Alexa Demie was bullied at John Marshall High School in Los Angeles, started writing songs and poetry at 12, and was already building a creative life long before Hollywood noticed her. Raised by her mother, Rose Mendez, who came to the United States from Michoacán, Mexico, as an infant and worked as a makeup artist, Demie first made a name for herself with a line of sunglasses called Mainframe and later released the single “Girl Like Me” in 2017.
That path put her in small roles in Brigsby Bear and guest spots on Ray Donovan and The OA before Jonah Hill cast her as Estee in Mid90s. By then, public records and alumni listings had already fueled questions about whether she was several years older than some of her co-stars, a discrepancy she has never publicly addressed and one that even led Wikipedia to remove her birthdate. The uncertainty has followed her, but it has not slowed the momentum that was building around her work.
The turn came when director Augustine Frizzell emailed Demie about an audition for a new HBO series. She had planned to step away from acting to focus on music, but after reading the script for Euphoria, she changed her mind. For the audition, she arrived with three extensive mood boards she made herself for Maddy Perez, and she worked directly with the show’s makeup artists to build the character’s look. The eyeliner became iconic, and by the end of Season 2, Maddy Perez was one of the most recognizable characters on television.

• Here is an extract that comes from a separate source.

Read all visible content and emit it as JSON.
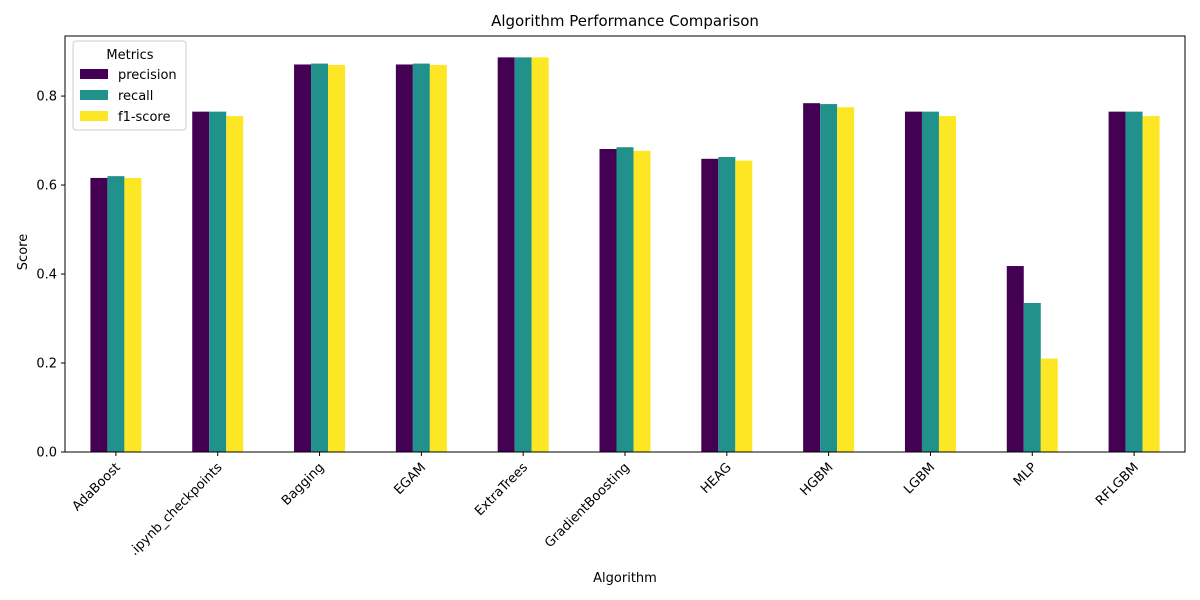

That is why Alexa Demie became globally famous. The role turned a performer with scattered credits and a music-first identity into a face millions knew, including more than ten million TikTok users drawn to the character’s style and image. Demie and Sydney Sweeney later won the MTV Movie and TV Award for Best Fight, but the bigger story was how completely Demie had seized control of the part. She did not just play Maddy Perez; she defined her.
There is a harder edge behind that ascent. Demie’s Los Angeles childhood included an apartment across from a meth lab and nearby meth addicts, and she has said she drew on an emotionally abusive relationship in high school while building Maddy Perez. That background helps explain why the performance feels so specific. It was not built from distance. It came from the same city, the same pressures and the same hard learning that shaped the person now attached to one of television’s most visible characters.
What happens next is less about whether Alexa Demie can be known and more about what she chooses to make public. For now, the mystery around her age remains, but the larger answer is already plain: the work made her famous, and she made the work unmistakable.